Interestingly, the Ministry petition is coming up for hearing at Company Law Board in Chennai on Tuesday, a day ahead of the hearing in Bombay High Court.
The Corporate Affairs ministry had filed the petition with CLB on Saturday to replace the entire of FTIL board with government officials due to mismanagement and negligence of the present directors leading to payment crisis of ₹5,600 crore at NSEL.
The Ministry said the company exited its investment in MCX at a loss of ₹290 crore causing financial damage to investors.
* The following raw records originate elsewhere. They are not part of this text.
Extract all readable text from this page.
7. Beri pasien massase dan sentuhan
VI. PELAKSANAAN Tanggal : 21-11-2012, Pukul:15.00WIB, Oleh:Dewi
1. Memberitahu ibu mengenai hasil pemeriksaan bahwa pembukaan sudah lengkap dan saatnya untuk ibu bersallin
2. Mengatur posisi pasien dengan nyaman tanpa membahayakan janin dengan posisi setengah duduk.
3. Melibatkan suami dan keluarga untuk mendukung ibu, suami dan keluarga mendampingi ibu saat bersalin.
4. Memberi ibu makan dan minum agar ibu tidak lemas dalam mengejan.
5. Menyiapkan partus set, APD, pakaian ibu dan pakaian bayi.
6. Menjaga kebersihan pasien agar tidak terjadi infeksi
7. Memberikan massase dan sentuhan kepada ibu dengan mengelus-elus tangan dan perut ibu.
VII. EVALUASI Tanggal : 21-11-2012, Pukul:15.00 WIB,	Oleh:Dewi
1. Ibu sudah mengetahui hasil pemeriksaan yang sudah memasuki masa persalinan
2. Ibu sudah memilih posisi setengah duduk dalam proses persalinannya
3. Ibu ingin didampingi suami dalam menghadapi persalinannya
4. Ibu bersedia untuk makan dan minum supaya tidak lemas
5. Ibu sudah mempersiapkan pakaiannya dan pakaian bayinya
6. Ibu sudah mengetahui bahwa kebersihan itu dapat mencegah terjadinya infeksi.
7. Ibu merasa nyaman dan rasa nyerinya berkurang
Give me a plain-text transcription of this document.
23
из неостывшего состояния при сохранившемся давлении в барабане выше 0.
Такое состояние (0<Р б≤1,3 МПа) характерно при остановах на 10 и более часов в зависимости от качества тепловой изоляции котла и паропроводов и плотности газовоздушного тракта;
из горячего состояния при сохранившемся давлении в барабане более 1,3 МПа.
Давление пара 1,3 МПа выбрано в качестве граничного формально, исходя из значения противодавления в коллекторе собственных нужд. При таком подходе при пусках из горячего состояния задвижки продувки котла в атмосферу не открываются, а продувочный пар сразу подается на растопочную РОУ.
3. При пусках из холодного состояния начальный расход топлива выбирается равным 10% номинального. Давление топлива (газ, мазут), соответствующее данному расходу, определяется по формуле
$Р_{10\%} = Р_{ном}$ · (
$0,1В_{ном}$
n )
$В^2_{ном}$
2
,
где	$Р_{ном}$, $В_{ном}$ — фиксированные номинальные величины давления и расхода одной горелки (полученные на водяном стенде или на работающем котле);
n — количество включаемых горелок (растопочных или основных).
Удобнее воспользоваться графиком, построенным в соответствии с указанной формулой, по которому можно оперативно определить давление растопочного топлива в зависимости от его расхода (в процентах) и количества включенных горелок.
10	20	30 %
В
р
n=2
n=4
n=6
With FTIL holding 99.99 per cent shareholding in NSEL and its functioning were tabled before the FTIL board, the company had knowledge of the happenings at NSEL, said the ministry.
Contesting the ministry’s claim, FTIL said the entire allegations of MCA are based on FMC ‘fit and proper’ order which itself is challenged in court of law.
The Ministry said the FTIL Board is attempting to strip assets to thwart the amalgamation process and divert fund from sale of assets. Venkat Chary, Acting Chairman, FTIL, said that the board is competent enough and will seek legal recourse to protect the interest of 63,000 shareholders of the company.